Romanian Govt. will eat into cash buffer as banks are reluctant to finance the state
Romania’s finance minister Eugen Teodorovici announced that he instructed the Treasury to no longer borrow money from the local market since the cash buffer is large enough to finance the deficit for six months.
“Once again: the Ministry of Finance has enough money to finance [the deficit]. You know this very well: we have in the Treasury enough money to finance [the deficit] for a long time, at least six months,” Teodorovici said, according to local Agerpres.
On Tuesday, January 29, the Treasury rejected all the offers submitted by banks for bonds with a residual maturity of slightly over ten years.
While the Treasury’s buffer could well cover six months of Government’s net spending, a significant decrease in cash reserves would have a major impact on the cost of borrowing.
It is rather an escalation, highly risky and potentially costly for the Government, of the tense relations with local banks, which started with the supplementary tax on financial assets, adopted at the end of December, with no prior consultation.

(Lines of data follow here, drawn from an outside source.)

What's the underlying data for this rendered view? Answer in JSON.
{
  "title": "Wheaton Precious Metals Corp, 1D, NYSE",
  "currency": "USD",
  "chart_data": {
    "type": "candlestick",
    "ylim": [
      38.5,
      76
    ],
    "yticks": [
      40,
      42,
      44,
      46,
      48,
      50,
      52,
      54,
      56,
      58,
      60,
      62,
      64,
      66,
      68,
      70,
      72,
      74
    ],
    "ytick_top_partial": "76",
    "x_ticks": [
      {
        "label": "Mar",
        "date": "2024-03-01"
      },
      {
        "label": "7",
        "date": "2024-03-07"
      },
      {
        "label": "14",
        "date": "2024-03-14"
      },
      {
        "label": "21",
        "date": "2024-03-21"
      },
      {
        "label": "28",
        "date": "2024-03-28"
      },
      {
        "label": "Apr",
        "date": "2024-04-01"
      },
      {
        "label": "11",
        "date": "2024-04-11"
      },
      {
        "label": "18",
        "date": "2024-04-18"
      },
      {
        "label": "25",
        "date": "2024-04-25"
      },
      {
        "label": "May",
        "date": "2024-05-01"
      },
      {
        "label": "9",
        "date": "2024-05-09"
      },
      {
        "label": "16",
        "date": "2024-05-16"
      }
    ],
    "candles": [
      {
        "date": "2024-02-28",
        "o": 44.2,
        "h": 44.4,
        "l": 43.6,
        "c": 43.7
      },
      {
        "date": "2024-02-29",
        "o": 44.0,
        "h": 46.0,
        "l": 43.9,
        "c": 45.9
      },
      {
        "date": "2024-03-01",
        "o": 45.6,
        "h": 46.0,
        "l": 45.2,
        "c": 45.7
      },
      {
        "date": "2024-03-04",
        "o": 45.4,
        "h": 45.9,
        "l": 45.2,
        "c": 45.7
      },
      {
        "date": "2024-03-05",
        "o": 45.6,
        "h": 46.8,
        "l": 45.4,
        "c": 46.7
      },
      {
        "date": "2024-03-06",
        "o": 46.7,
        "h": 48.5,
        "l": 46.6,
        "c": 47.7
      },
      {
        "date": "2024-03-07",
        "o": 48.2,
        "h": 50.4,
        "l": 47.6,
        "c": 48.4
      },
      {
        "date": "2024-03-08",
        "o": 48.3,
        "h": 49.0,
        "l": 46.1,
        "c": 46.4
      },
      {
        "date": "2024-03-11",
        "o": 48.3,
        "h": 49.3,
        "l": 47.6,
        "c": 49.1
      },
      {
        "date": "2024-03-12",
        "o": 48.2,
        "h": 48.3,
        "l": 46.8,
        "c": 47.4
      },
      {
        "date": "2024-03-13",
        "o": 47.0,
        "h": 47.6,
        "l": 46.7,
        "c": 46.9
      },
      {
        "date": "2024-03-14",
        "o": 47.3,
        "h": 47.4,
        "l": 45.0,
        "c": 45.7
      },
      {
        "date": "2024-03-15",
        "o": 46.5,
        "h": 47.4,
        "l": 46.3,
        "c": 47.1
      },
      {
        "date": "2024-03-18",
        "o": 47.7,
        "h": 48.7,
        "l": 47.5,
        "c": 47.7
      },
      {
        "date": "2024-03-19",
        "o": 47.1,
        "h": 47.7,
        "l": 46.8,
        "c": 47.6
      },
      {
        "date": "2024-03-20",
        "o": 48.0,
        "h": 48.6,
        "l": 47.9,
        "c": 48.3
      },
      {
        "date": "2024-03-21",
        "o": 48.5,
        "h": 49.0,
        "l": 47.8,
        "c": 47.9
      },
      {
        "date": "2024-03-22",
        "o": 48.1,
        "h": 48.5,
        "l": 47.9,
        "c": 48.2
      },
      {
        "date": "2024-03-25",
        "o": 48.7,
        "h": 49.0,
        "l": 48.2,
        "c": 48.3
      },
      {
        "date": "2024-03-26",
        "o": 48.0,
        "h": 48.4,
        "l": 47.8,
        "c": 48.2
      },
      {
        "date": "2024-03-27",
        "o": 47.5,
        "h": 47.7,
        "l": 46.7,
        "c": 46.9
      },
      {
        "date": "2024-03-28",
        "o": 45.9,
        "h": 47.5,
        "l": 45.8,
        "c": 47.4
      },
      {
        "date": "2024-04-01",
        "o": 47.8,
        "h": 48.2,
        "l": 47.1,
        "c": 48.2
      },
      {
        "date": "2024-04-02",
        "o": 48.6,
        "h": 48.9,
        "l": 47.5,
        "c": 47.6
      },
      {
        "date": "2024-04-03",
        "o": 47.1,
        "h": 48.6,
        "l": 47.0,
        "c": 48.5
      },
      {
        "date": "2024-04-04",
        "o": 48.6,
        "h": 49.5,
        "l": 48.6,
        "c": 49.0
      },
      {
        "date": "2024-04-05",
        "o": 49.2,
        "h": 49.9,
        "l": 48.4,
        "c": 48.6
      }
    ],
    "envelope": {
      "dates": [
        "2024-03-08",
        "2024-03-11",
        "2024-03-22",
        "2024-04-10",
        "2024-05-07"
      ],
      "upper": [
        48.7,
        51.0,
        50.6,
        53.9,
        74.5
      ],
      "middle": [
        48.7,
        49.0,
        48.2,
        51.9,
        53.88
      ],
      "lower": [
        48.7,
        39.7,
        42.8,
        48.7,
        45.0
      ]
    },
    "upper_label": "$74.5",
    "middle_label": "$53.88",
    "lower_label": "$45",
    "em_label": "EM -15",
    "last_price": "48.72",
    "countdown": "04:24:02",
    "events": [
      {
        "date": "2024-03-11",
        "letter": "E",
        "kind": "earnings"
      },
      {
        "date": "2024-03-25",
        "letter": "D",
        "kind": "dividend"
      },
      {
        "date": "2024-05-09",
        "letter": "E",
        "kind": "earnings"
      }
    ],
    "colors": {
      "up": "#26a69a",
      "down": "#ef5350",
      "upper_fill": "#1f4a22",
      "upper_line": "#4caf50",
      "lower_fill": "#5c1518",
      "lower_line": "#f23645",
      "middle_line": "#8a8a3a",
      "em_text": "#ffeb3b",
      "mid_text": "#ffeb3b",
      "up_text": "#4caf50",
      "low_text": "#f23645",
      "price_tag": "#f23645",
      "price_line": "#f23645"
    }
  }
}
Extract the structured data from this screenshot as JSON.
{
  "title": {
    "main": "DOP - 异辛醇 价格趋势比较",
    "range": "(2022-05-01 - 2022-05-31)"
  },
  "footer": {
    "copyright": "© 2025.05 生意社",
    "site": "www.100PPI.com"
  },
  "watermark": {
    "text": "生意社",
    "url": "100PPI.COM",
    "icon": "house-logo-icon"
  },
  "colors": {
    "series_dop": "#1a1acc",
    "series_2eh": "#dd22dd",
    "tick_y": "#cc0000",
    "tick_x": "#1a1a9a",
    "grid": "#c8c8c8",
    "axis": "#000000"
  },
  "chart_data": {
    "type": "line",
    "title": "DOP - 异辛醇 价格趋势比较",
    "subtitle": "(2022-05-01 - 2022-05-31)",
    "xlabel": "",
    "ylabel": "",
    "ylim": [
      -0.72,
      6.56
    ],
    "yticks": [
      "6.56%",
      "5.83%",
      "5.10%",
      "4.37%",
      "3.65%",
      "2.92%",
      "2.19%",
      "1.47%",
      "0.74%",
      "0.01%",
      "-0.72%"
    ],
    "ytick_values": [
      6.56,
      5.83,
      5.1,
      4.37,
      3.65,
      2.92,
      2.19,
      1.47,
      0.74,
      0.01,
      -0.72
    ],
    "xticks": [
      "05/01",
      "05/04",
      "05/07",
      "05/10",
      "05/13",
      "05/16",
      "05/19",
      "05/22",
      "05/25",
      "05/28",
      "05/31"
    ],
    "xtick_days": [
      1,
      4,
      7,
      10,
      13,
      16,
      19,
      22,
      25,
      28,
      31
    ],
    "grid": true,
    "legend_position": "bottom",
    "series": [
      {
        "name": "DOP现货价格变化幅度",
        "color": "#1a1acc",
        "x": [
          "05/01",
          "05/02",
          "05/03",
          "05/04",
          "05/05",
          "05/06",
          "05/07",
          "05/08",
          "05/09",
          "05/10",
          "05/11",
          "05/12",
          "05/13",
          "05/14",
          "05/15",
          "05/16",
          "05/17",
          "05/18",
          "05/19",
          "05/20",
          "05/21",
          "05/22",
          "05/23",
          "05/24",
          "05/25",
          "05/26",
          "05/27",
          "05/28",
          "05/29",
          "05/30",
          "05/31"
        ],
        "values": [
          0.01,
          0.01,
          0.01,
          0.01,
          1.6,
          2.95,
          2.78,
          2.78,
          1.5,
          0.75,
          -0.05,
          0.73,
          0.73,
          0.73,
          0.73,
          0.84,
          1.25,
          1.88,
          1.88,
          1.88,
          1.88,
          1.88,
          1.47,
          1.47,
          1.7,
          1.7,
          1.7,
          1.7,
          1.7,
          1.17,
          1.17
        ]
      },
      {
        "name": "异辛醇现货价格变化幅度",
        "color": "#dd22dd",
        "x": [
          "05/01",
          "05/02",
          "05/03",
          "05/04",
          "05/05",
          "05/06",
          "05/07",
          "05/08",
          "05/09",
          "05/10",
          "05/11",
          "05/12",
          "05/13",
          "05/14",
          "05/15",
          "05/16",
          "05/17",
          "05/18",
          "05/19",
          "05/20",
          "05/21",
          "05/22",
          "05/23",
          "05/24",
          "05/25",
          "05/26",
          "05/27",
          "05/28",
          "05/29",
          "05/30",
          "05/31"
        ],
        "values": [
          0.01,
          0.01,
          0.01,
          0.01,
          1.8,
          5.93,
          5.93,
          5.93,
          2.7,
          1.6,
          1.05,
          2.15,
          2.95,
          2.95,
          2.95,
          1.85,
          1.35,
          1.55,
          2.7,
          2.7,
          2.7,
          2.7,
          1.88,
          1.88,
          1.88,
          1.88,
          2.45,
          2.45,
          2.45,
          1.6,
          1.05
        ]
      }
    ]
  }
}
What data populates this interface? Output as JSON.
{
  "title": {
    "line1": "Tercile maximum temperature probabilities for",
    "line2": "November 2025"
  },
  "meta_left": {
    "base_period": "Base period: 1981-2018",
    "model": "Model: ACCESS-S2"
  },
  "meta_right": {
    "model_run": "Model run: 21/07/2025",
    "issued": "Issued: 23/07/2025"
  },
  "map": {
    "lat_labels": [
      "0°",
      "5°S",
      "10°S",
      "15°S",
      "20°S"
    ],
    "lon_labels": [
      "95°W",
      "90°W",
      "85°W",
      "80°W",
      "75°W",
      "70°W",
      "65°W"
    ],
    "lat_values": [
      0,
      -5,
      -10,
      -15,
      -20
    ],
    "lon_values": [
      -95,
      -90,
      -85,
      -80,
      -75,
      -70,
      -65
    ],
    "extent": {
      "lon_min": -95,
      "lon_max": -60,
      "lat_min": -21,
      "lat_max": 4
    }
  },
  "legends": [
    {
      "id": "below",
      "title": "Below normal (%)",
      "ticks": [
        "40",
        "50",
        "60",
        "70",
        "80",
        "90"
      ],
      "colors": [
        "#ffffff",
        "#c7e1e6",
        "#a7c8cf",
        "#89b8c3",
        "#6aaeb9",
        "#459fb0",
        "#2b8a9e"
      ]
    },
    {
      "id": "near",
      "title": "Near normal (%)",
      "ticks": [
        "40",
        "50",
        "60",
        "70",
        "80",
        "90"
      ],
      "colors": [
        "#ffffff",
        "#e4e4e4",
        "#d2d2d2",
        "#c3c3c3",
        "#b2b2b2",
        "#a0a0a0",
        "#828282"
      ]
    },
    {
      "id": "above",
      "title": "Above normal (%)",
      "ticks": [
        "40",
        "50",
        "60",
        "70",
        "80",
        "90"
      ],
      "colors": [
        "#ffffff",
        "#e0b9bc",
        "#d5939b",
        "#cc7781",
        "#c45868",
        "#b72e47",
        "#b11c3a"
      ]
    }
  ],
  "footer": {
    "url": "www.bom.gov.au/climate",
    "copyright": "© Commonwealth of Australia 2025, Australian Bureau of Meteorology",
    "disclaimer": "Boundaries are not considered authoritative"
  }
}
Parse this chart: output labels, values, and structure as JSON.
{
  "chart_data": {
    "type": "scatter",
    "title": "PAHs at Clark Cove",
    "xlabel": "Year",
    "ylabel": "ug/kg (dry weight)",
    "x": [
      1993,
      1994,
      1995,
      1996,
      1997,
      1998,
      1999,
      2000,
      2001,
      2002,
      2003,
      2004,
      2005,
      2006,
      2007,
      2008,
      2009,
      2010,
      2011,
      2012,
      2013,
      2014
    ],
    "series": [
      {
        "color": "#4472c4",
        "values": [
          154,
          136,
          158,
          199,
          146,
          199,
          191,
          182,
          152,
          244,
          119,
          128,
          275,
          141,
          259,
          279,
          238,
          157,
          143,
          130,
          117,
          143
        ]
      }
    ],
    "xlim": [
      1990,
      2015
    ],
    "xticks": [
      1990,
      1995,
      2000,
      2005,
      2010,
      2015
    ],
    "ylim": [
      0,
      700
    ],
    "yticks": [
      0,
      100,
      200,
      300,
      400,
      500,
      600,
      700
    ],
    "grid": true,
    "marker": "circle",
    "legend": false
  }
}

Eugen Teodorovici implied that the Finance Ministry's decision not to borrow from local banks came as a result of an artificial increase in borrowing costs.
Minister Teodorovici said that he wanted to discuss with the banks’ association ARB and the National Bank of Romania (BNR) on the effects of the emergency ordinance 114/2008, but “one of the parties” refused the dialogue. Nonetheless, the Government will have the opportunity to discuss with BNR officials in the macro-prudential surveillance council CNSM that brings together both sides.